Flip-Dots Enter The Realm Of Fine Art

Flip-dot displays look and sound awesome. At least to all of us electronics geeks who dumpster dive for second-hand panels to add to our collections of esoteric display technology. But there are people thinking beyond the yellow/white dots on a black background. [BreakfastNY] have produced a new take on what a flip-dot display can be with color and a bit of theatrics.

Mechanically these are standard pixels that use an electromagnetic coil to pivot a disc between two states. But immediately you’ll see the inert display has a mosaic printed right on the dots. It gets even more fun to realize the same image is present on the rear of the dots but in a different color palette. In the case of this piece, entitled Empire State, it looks like a sunny day on one side and an overcast day on the reverse.

We wondered what this art collective was up to when they began selling flip-dot modules they had designed back in 2016. Having those kinds of connections meant they were able to sweet-talk their manufacturing partners into custom printing colors on the discs during manufacture. The group continues to use their camera-based interactivity that represents silhouettes on the display. The innovative color palette still lets that work quite well, but one really interesting animation choice here is an indeterminate flutter of the pixels. It builds a Matrix-style waterfall animating into the image, beckoning the viewer to walk over with the ulterior motive that this brings them within camera range.

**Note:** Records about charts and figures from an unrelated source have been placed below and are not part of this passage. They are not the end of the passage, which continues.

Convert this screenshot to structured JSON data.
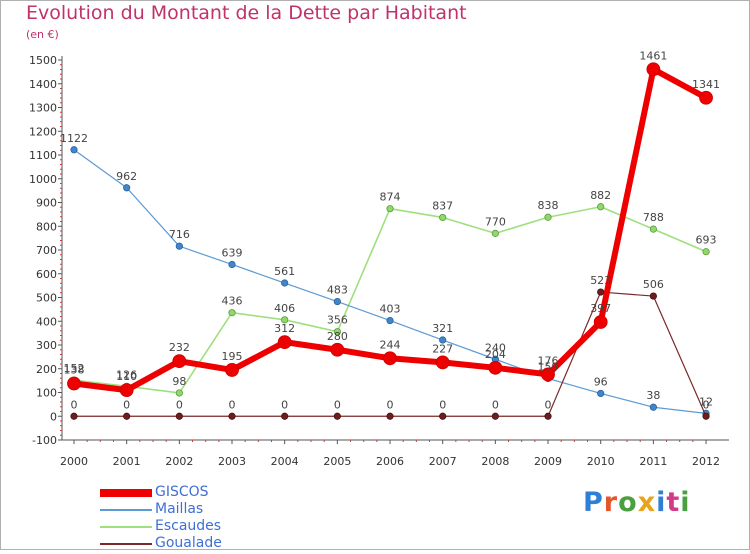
{
  "header": {
    "title": "Evolution du Montant de la Dette par Habitant",
    "subtitle": "(en €)"
  },
  "brand": {
    "text": "Proxiti",
    "colors": [
      "#2f7fd6",
      "#e4552a",
      "#4aa03f",
      "#e8a21c",
      "#2f7fd6",
      "#d43a8a",
      "#4aa03f"
    ]
  },
  "chart_data": {
    "type": "line",
    "x": [
      "2000",
      "2001",
      "2002",
      "2003",
      "2004",
      "2005",
      "2006",
      "2007",
      "2008",
      "2009",
      "2010",
      "2011",
      "2012"
    ],
    "y_ticks": [
      "-100",
      "0",
      "100",
      "200",
      "300",
      "400",
      "500",
      "600",
      "700",
      "800",
      "900",
      "1000",
      "1100",
      "1200",
      "1300",
      "1400",
      "1500"
    ],
    "ylim": [
      -100,
      1500
    ],
    "grid": false,
    "legend_position": "bottom-left",
    "series": [
      {
        "name": "GISCOS",
        "color": "#ee0000",
        "values": [
          138,
          110,
          232,
          195,
          312,
          280,
          244,
          227,
          204,
          176,
          397,
          1461,
          1341
        ],
        "labels": [
          "138",
          "110",
          "232",
          "195",
          "312",
          "280",
          "244",
          "227",
          "204",
          "176",
          "397",
          "1461",
          "1341"
        ]
      },
      {
        "name": "Maillas",
        "color": "#5b9bd5",
        "values": [
          1122,
          962,
          716,
          639,
          561,
          483,
          403,
          321,
          240,
          159,
          96,
          38,
          12
        ],
        "labels": [
          "1122",
          "962",
          "716",
          "639",
          "561",
          "483",
          "403",
          "321",
          "240",
          "159",
          "96",
          "38",
          "12"
        ]
      },
      {
        "name": "Escaudes",
        "color": "#9ee07e",
        "values": [
          152,
          126,
          98,
          436,
          406,
          356,
          874,
          837,
          770,
          838,
          882,
          788,
          693
        ],
        "labels": [
          "152",
          "126",
          "98",
          "436",
          "406",
          "356",
          "874",
          "837",
          "770",
          "838",
          "882",
          "788",
          "693"
        ]
      },
      {
        "name": "Goualade",
        "color": "#7a2a2a",
        "values": [
          0,
          0,
          0,
          0,
          0,
          0,
          0,
          0,
          0,
          0,
          523,
          506,
          0
        ],
        "labels": [
          "0",
          "0",
          "0",
          "0",
          "0",
          "0",
          "0",
          "0",
          "0",
          "0",
          "523",
          "506",
          "0"
        ]
      }
    ]
  }
}
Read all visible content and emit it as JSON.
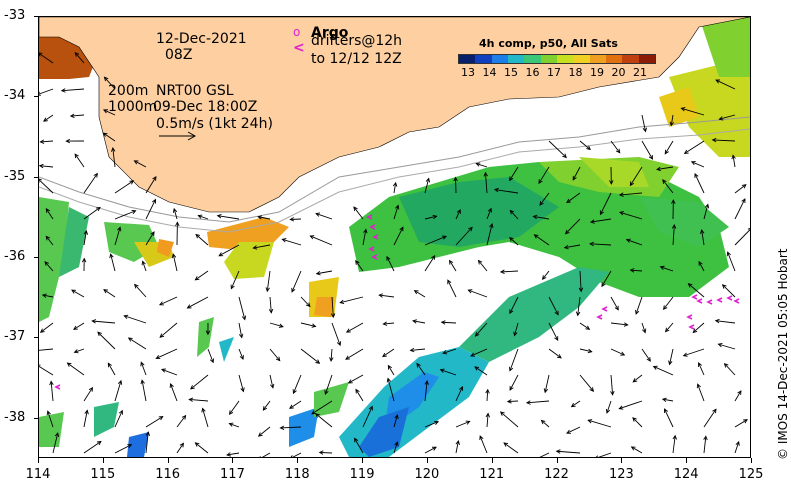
{
  "map": {
    "y_ticks": [
      "-33",
      "-34",
      "-35",
      "-36",
      "-37",
      "-38"
    ],
    "x_ticks": [
      "114",
      "115",
      "116",
      "117",
      "118",
      "119",
      "120",
      "121",
      "122",
      "123",
      "124",
      "125"
    ],
    "y_range_deg": [
      -38.5,
      -33
    ],
    "x_range_deg": [
      114,
      125
    ],
    "land_color": "#fdcfa1",
    "date_line1": "12-Dec-2021",
    "date_line2": "08Z",
    "isobath_200": "200m",
    "isobath_1000": "1000m",
    "gsl_label": "NRT00 GSL",
    "gsl_date": "09-Dec 18:00Z",
    "scale_label": "0.5m/s (1kt 24h)",
    "argo_marker": "o",
    "argo_label": "Argo",
    "drifter_marker": "<",
    "drifter_label": "drifters@12h",
    "drifter_until": "to 12/12 12Z",
    "marker_color": "#e020d0"
  },
  "colorbar": {
    "title": "4h comp, p50, All Sats",
    "labels": [
      "13",
      "14",
      "15",
      "16",
      "17",
      "18",
      "19",
      "20",
      "21"
    ],
    "colors": [
      "#08206b",
      "#1040c0",
      "#1e7ee8",
      "#22b8c8",
      "#3ac878",
      "#80d030",
      "#c8e020",
      "#f0d020",
      "#f0a020",
      "#e07010",
      "#c04010",
      "#8a1c08"
    ]
  },
  "credit": "© IMOS 14-Dec-2021 05:05 Hobart"
}
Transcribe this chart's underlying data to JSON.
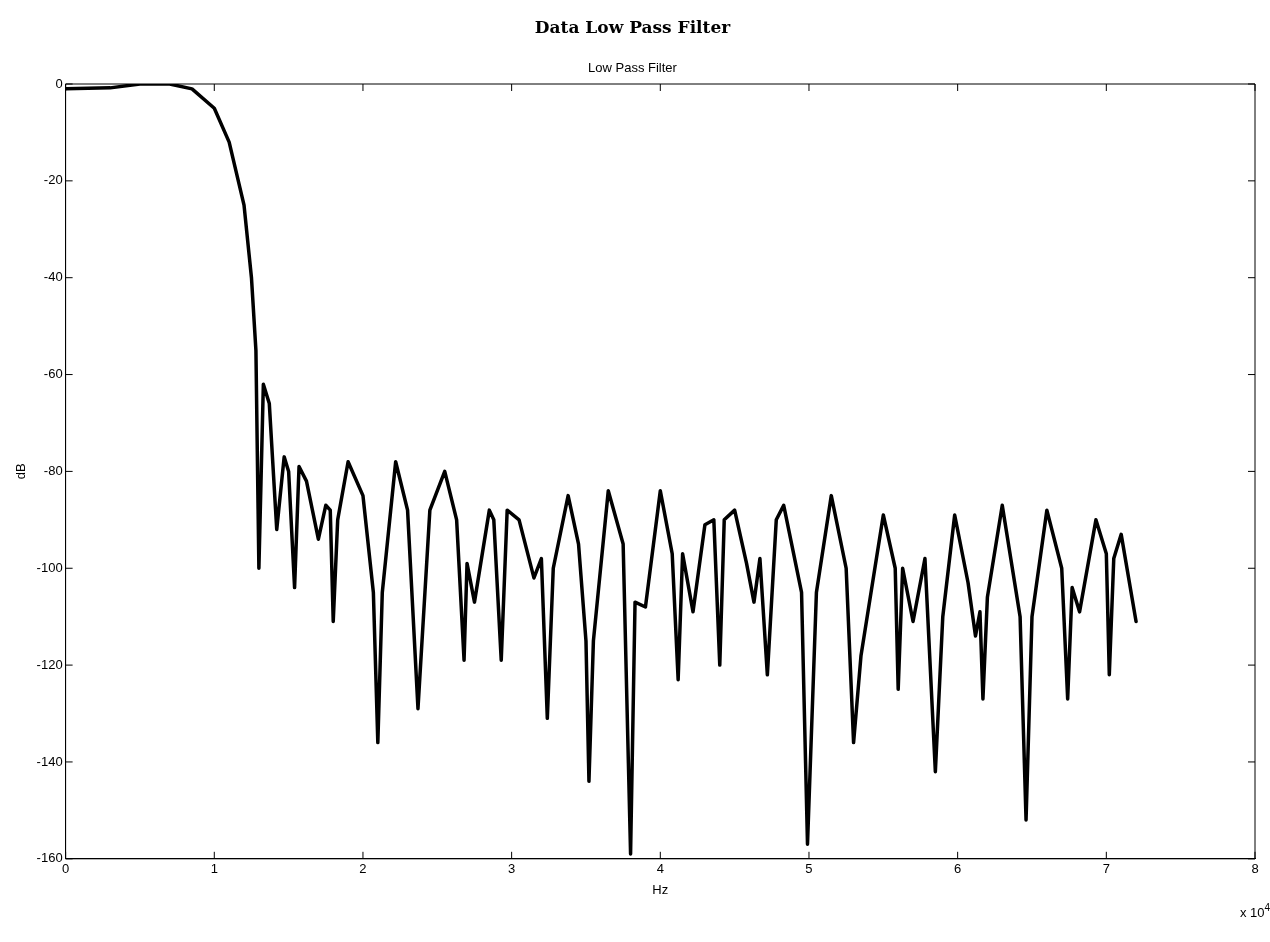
{
  "chart_data": {
    "type": "line",
    "title": "Data Low Pass Filter",
    "subtitle": "Low Pass Filter",
    "xlabel": "Hz",
    "ylabel": "dB",
    "annotations": [
      "x 10$^{4}$"
    ],
    "xlim": [
      0,
      8
    ],
    "xticks": [
      0,
      1,
      2,
      3,
      4,
      5,
      6,
      7,
      8
    ],
    "ylim": [
      -160,
      0
    ],
    "yticks": [
      -160,
      -140,
      -120,
      -100,
      -80,
      -60,
      -40,
      -20,
      0
    ],
    "grid": false,
    "legend": false,
    "marker": "none",
    "line_style": "solid",
    "series": [
      {
        "color": "#000000",
        "x": [
          0,
          0.3,
          0.5,
          0.7,
          0.85,
          1.0,
          1.1,
          1.2,
          1.25,
          1.28,
          1.3,
          1.33,
          1.37,
          1.42,
          1.47,
          1.5,
          1.54,
          1.57,
          1.62,
          1.7,
          1.75,
          1.78,
          1.8,
          1.83,
          1.9,
          2.0,
          2.07,
          2.1,
          2.13,
          2.22,
          2.3,
          2.37,
          2.45,
          2.55,
          2.63,
          2.68,
          2.7,
          2.75,
          2.85,
          2.88,
          2.93,
          2.97,
          3.05,
          3.15,
          3.2,
          3.24,
          3.28,
          3.38,
          3.45,
          3.5,
          3.52,
          3.55,
          3.65,
          3.75,
          3.8,
          3.83,
          3.9,
          4.0,
          4.08,
          4.12,
          4.15,
          4.22,
          4.3,
          4.36,
          4.4,
          4.43,
          4.5,
          4.58,
          4.63,
          4.67,
          4.72,
          4.78,
          4.83,
          4.95,
          4.99,
          5.05,
          5.15,
          5.25,
          5.3,
          5.35,
          5.5,
          5.58,
          5.6,
          5.63,
          5.7,
          5.78,
          5.85,
          5.9,
          5.98,
          6.07,
          6.12,
          6.15,
          6.17,
          6.2,
          6.3,
          6.42,
          6.46,
          6.5,
          6.6,
          6.7,
          6.74,
          6.77,
          6.82,
          6.93,
          7.0,
          7.02,
          7.05,
          7.1,
          7.2
        ],
        "values": [
          -1,
          -0.8,
          0,
          0,
          -1,
          -5,
          -12,
          -25,
          -40,
          -55,
          -100,
          -62,
          -66,
          -92,
          -77,
          -80,
          -104,
          -79,
          -82,
          -94,
          -87,
          -88,
          -111,
          -90,
          -78,
          -85,
          -105,
          -136,
          -105,
          -78,
          -88,
          -129,
          -88,
          -80,
          -90,
          -119,
          -99,
          -107,
          -88,
          -90,
          -119,
          -88,
          -90,
          -102,
          -98,
          -131,
          -100,
          -85,
          -95,
          -115,
          -144,
          -115,
          -84,
          -95,
          -159,
          -107,
          -108,
          -84,
          -97,
          -123,
          -97,
          -109,
          -91,
          -90,
          -120,
          -90,
          -88,
          -99,
          -107,
          -98,
          -122,
          -90,
          -87,
          -105,
          -157,
          -105,
          -85,
          -100,
          -136,
          -118,
          -89,
          -100,
          -125,
          -100,
          -111,
          -98,
          -142,
          -110,
          -89,
          -103,
          -114,
          -109,
          -127,
          -106,
          -87,
          -110,
          -152,
          -110,
          -88,
          -100,
          -127,
          -104,
          -109,
          -90,
          -97,
          -122,
          -98,
          -93,
          -111
        ]
      }
    ]
  }
}
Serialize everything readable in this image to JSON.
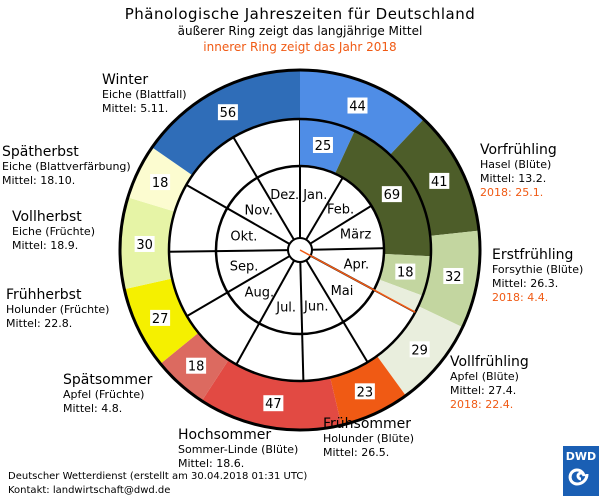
{
  "header": {
    "title": "Phänologische Jahreszeiten für Deutschland",
    "subtitle_outer": "äußerer Ring zeigt das langjährige Mittel",
    "subtitle_inner": "innerer Ring zeigt das Jahr 2018"
  },
  "chart_data": {
    "type": "ring",
    "months": [
      "Jan.",
      "Feb.",
      "März",
      "Apr.",
      "Mai",
      "Jun.",
      "Jul.",
      "Aug.",
      "Sep.",
      "Okt.",
      "Nov.",
      "Dez."
    ],
    "outer_ring": [
      {
        "season": "Winter",
        "days": 44,
        "color": "#4f8de6"
      },
      {
        "season": "Vorfrühling",
        "days": 41,
        "color": "#4d5d29"
      },
      {
        "season": "Erstfrühling",
        "days": 32,
        "color": "#c3d6a0"
      },
      {
        "season": "Vollfrühling",
        "days": 29,
        "color": "#e9eedd"
      },
      {
        "season": "Frühsommer",
        "days": 23,
        "color": "#f05a14"
      },
      {
        "season": "Hochsommer",
        "days": 47,
        "color": "#e24a43"
      },
      {
        "season": "Spätsommer",
        "days": 18,
        "color": "#dc6a60"
      },
      {
        "season": "Frühherbst",
        "days": 27,
        "color": "#f5f000"
      },
      {
        "season": "Vollherbst",
        "days": 30,
        "color": "#e6f4a6"
      },
      {
        "season": "Spätherbst",
        "days": 18,
        "color": "#fcfcd0"
      },
      {
        "season": "Winter",
        "days": 56,
        "color": "#2f6db8"
      }
    ],
    "inner_ring": [
      {
        "season": "Winter",
        "days": 25,
        "color": "#4f8de6",
        "label": "25"
      },
      {
        "season": "Vorfrühling",
        "days": 69,
        "color": "#4d5d29",
        "label": "69"
      },
      {
        "season": "Erstfrühling",
        "days": 18,
        "color": "#c3d6a0",
        "label": "18"
      },
      {
        "season": "Vollfrühling",
        "days": 8,
        "color": "#e9eedd",
        "label": ""
      }
    ],
    "current_marker_color": "#f05a14"
  },
  "labels": {
    "winter": {
      "name": "Winter",
      "plant": "Eiche (Blattfall)",
      "mean": "Mittel: 5.11."
    },
    "spaetherbst": {
      "name": "Spätherbst",
      "plant": "Eiche (Blattverfärbung)",
      "mean": "Mittel: 18.10."
    },
    "vollherbst": {
      "name": "Vollherbst",
      "plant": "Eiche (Früchte)",
      "mean": "Mittel: 18.9."
    },
    "fruehherbst": {
      "name": "Frühherbst",
      "plant": "Holunder (Früchte)",
      "mean": "Mittel: 22.8."
    },
    "spaetsommer": {
      "name": "Spätsommer",
      "plant": "Apfel (Früchte)",
      "mean": "Mittel: 4.8."
    },
    "hochsommer": {
      "name": "Hochsommer",
      "plant": "Sommer-Linde (Blüte)",
      "mean": "Mittel: 18.6."
    },
    "fruehsommer": {
      "name": "Frühsommer",
      "plant": "Holunder (Blüte)",
      "mean": "Mittel: 26.5."
    },
    "vollfruehling": {
      "name": "Vollfrühling",
      "plant": "Apfel (Blüte)",
      "mean": "Mittel: 27.4.",
      "year": "2018: 22.4."
    },
    "erstfruehling": {
      "name": "Erstfrühling",
      "plant": "Forsythie (Blüte)",
      "mean": "Mittel: 26.3.",
      "year": "2018: 4.4."
    },
    "vorfruehling": {
      "name": "Vorfrühling",
      "plant": "Hasel (Blüte)",
      "mean": "Mittel: 13.2.",
      "year": "2018: 25.1."
    }
  },
  "footer": {
    "line1": "Deutscher Wetterdienst (erstellt am 30.04.2018 01:31 UTC)",
    "line2": "Kontakt: landwirtschaft@dwd.de"
  },
  "logo": {
    "text": "DWD",
    "color": "#1a5fb4"
  }
}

If you want to give the flutter effect a try for yourself, you might want to peek at the 30 FPS flip-dot driver we saw a few weeks back as a responsive option.

13 thoughts on “Flip-Dots Enter The Realm Of Fine Art

      1. Its a bit of a sour comment of me, but I have been eagerly waiting for the flippin’ sound the last couple of videos. It’s THE feature that separates it from the rest displays, packing an ‘auditory notification’ + visual confirmation in one package. There luckily is some some sublte hints at the sound of the flipdot screen in the background here, but practically glossed over with some ‘easy listening’ to sooth you into submission(consumption?). I might not be the audience for this video, but as an artist…id like to see a flipdot project focussing on the auditory complementing visual.

  1. I have to wonder the lifetime of the pixels on a flip dot display being used in this fashion? I’m sure any of us that were alive 20 or more years ago when it was much more common to find these out in the wild remember how often you’d see a flip dot display that may have only updated a hand full of times an hour or at most once a minute with stuck broken “pixels” What kind of wear and tear is essentially doing video on one of these things doing to the mechanics of the display? These things were great for displaying static messages. Like one might see on a highway info sign. It could have been solar powered with the minimalist of battery because only a burst of power would be needed to update the display and the whole thing could essentially power down since zero power was needed to retain the message on the board.

    1. I doubt wear is that bad. The only moving part is the flip disk itself, the rest is solid state electronics and a coil under each disk. The disk already has some loose tolerances so it’s not like it takes alot of effort to move it. I would imagine that with sufficiently rugged electronic parts and thick wire on the coil, flip dots will last quite a while.